I’m not saying anything new here, by any means. It’s long been said that men have to sacrifice for their families and society in general. I don’t want to get into any “enjoy the decline” and “women are toxic and so don’t deserve our sacrifice” arguments because, in my opinion, they’re flawed, because you get to choose which society you’re a part of and which women you allow into your life. If I was being harsh I would say that the kind of men who say those things are the ones who wouldn’t have anything to sacrifice for.

The specific sacrifice I have to talk about with guys is that of knowing that there are opportunities for sex walking around you, all the time, but that you choose not to act on them. They imagine that you’ll be walking around with your wife and kids and of course you’ll be divorced soon and of course your wife is draining away every last ounce of your masculinity and just then… An absolutely gorgeous girl walks by and gives you a massive IOI.
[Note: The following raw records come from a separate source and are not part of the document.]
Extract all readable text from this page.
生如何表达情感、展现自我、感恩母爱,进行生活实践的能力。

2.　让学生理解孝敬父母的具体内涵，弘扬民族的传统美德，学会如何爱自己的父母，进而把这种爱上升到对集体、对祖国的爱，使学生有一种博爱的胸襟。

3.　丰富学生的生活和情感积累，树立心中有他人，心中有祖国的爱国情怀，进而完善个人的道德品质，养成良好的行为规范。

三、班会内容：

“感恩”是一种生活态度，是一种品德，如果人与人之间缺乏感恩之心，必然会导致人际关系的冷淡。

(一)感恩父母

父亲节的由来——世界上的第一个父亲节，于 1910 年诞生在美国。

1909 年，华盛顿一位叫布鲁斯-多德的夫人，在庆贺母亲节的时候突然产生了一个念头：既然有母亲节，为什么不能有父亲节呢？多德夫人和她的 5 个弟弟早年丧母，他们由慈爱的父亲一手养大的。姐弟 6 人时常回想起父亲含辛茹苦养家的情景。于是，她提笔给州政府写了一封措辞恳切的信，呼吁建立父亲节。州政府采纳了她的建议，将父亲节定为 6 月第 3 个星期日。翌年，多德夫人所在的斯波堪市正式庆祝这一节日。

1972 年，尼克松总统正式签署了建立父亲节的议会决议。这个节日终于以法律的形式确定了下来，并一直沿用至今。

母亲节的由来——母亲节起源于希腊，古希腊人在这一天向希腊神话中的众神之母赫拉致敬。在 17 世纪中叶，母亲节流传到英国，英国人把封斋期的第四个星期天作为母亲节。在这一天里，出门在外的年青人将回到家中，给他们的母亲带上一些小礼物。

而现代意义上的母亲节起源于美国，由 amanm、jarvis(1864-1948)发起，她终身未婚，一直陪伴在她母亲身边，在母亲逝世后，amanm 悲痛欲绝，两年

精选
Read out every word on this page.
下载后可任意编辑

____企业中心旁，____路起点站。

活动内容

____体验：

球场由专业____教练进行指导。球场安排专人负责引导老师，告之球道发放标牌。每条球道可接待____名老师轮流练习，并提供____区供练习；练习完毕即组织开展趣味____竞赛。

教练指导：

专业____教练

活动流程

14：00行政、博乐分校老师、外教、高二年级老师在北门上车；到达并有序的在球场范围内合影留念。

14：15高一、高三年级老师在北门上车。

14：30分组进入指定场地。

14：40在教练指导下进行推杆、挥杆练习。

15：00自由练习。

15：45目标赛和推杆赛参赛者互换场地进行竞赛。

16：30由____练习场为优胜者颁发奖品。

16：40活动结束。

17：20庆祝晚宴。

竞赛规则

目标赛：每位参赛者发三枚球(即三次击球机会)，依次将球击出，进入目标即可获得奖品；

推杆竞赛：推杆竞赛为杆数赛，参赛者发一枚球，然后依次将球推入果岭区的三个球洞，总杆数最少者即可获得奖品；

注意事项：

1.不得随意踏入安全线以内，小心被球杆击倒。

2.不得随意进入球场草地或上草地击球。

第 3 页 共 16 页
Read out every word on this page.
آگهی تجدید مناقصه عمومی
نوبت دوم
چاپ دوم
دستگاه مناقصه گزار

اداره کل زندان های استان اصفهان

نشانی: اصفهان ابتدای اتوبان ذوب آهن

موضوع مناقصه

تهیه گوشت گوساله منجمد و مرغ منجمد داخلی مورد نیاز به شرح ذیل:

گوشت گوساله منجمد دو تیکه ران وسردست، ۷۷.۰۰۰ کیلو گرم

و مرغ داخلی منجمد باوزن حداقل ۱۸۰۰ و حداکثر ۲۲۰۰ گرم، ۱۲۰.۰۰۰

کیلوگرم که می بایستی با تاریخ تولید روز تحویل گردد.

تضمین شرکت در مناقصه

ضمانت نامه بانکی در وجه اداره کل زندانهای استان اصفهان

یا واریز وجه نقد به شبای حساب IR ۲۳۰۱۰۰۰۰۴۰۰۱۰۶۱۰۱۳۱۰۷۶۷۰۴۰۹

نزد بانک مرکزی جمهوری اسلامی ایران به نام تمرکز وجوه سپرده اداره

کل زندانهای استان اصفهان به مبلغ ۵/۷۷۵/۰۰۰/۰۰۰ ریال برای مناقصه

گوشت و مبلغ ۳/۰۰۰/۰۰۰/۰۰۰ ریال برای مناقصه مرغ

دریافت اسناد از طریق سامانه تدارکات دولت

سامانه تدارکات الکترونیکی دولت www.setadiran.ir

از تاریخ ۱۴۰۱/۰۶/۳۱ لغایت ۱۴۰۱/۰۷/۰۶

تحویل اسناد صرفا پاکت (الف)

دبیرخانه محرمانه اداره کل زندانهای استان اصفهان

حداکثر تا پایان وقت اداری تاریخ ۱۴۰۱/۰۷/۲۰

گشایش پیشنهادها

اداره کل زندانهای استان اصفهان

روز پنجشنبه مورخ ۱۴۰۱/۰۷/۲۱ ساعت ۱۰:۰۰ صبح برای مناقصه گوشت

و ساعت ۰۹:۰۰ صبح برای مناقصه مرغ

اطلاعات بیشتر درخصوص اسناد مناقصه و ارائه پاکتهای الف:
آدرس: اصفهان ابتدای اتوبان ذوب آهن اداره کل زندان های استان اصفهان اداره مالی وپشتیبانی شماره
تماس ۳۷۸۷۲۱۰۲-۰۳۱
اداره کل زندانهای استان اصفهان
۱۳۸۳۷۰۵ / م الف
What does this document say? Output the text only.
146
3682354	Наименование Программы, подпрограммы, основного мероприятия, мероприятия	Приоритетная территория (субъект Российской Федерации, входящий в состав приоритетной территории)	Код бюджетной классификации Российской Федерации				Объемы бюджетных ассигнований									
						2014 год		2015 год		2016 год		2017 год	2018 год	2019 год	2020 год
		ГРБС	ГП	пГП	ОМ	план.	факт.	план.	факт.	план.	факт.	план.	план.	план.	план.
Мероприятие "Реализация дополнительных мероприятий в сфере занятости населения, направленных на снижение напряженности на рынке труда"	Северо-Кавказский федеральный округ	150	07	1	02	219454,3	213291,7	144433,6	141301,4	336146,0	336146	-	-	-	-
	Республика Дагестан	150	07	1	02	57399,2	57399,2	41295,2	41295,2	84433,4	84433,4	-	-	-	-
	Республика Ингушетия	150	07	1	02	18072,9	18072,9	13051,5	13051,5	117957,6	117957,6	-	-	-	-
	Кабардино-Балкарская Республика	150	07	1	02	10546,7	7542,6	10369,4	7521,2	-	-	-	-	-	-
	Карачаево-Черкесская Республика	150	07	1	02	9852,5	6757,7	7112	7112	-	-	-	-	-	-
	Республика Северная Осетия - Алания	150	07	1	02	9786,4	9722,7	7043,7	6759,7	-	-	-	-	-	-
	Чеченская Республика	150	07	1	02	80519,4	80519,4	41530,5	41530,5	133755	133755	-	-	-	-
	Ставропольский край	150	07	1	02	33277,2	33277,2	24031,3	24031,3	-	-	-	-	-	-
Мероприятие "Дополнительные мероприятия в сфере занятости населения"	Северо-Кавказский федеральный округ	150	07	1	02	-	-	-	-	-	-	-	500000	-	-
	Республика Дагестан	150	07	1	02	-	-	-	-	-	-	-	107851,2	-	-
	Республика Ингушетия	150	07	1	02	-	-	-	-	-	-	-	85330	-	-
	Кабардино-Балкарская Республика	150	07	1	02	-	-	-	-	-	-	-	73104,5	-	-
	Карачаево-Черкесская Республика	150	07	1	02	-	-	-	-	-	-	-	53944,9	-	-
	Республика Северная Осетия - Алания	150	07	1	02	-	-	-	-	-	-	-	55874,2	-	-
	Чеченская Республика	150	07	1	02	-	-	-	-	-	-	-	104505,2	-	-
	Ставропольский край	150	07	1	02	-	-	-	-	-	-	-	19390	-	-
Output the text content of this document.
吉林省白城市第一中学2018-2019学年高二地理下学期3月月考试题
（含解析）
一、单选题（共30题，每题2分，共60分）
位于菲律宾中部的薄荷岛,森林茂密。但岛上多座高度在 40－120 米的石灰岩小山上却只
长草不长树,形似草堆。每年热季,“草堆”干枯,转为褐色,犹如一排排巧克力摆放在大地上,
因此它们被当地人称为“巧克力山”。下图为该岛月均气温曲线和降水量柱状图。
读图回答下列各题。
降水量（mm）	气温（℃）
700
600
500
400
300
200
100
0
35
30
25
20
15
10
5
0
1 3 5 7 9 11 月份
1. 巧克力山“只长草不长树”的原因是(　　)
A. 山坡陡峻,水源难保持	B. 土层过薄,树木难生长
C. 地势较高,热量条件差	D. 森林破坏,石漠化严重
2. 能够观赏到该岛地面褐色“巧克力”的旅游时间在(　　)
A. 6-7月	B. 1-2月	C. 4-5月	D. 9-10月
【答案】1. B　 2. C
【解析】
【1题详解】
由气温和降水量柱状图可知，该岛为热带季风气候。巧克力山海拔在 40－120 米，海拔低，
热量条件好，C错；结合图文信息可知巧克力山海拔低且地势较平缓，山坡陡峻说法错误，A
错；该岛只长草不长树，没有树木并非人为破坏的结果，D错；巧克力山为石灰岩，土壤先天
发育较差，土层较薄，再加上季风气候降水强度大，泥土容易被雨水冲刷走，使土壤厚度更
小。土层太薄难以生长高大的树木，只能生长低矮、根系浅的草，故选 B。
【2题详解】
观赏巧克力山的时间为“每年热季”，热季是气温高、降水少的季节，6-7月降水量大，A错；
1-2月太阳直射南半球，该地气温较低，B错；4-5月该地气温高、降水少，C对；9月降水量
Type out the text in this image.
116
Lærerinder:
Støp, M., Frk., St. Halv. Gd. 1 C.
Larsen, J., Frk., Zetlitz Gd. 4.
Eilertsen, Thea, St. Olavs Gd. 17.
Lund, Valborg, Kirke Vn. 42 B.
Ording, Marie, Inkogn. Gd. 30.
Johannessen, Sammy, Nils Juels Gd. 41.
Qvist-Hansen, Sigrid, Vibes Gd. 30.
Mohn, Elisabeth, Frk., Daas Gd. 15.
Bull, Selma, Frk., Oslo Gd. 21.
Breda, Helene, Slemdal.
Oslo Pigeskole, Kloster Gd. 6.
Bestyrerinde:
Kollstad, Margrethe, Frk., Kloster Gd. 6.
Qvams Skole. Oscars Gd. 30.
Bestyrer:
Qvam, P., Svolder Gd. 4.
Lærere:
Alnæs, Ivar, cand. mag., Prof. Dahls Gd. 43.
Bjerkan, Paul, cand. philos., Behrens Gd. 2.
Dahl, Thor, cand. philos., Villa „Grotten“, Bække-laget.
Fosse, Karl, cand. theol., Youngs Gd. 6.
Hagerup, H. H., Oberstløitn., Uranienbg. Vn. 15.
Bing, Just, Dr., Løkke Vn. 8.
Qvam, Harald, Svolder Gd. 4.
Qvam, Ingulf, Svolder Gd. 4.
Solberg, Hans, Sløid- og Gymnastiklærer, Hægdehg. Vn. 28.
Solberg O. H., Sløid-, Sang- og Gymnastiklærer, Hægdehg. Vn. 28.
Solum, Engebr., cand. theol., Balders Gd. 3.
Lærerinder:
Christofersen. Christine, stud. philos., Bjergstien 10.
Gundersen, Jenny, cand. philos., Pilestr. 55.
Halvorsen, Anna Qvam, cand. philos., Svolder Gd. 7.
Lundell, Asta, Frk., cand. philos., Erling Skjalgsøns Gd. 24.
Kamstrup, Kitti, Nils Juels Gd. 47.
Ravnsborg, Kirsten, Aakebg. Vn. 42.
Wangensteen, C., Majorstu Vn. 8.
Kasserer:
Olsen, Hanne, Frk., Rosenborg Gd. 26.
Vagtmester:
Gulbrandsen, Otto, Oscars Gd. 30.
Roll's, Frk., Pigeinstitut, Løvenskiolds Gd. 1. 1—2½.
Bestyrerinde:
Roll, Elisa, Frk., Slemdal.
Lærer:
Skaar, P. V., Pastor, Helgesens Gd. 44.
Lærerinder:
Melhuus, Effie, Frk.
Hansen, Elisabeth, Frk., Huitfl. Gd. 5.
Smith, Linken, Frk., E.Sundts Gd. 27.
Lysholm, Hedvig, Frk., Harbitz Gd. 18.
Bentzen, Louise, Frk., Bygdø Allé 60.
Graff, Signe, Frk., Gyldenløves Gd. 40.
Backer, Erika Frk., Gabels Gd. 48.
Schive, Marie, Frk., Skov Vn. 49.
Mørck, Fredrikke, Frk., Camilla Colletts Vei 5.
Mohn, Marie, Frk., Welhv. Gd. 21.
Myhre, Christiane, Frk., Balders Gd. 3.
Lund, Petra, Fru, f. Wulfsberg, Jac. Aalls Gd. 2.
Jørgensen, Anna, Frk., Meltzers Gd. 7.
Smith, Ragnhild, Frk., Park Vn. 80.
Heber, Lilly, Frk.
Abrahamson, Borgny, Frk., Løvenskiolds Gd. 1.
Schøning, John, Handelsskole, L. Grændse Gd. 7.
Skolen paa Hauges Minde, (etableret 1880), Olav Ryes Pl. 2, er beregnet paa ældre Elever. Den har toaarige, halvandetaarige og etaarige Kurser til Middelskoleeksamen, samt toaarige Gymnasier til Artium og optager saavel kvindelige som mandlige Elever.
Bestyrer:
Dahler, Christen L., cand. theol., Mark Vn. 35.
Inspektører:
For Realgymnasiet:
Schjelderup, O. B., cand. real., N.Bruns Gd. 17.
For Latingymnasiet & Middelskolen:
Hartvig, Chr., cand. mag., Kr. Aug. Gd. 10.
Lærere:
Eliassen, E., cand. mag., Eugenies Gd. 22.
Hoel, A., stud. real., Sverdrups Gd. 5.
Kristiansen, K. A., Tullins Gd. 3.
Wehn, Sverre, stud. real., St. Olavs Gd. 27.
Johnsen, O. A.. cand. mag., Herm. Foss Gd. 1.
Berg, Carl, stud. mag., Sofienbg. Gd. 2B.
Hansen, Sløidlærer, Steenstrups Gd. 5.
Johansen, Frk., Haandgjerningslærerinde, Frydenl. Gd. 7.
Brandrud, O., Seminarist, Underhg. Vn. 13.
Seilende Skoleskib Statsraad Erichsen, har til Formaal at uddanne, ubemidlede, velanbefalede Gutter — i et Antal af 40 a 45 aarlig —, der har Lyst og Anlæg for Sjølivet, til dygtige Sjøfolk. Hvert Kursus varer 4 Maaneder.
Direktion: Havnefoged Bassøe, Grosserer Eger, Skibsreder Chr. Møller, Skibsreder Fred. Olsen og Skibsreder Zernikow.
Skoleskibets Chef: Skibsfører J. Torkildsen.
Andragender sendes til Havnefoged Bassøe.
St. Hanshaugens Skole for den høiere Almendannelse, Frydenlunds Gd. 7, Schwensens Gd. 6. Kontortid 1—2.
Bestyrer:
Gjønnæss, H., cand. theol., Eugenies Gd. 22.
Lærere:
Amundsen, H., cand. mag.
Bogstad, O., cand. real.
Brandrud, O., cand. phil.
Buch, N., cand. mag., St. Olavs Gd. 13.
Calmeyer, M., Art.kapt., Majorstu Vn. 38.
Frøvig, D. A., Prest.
The simplest answer I can give to them is that I know that having a strong family structure is the best environment for children to grow up in and that foregoing those opportunities is the best way to create that environment. That’s where you have to have will and that’s where you have to make a sacrifice. Of course, I’m not saying that the girl who walks by isn’t attractive, but the choice you have to make is between the wellbeing of your children versus the momentary pleasure of that one girl. I’m at a point in my life where that choice is an easy one, and I’ll come back to this point later.

Another piece of luck I’ve benefitted from is starting my Daygame journey when I was much younger than the usual Daygame novice. I was only 23 when I started and so will have had over eight years of Daygame behind me when I finish. I’ve had my innings and have reached a great score. Time to go out on a high and declare the whole thing an umitigated success.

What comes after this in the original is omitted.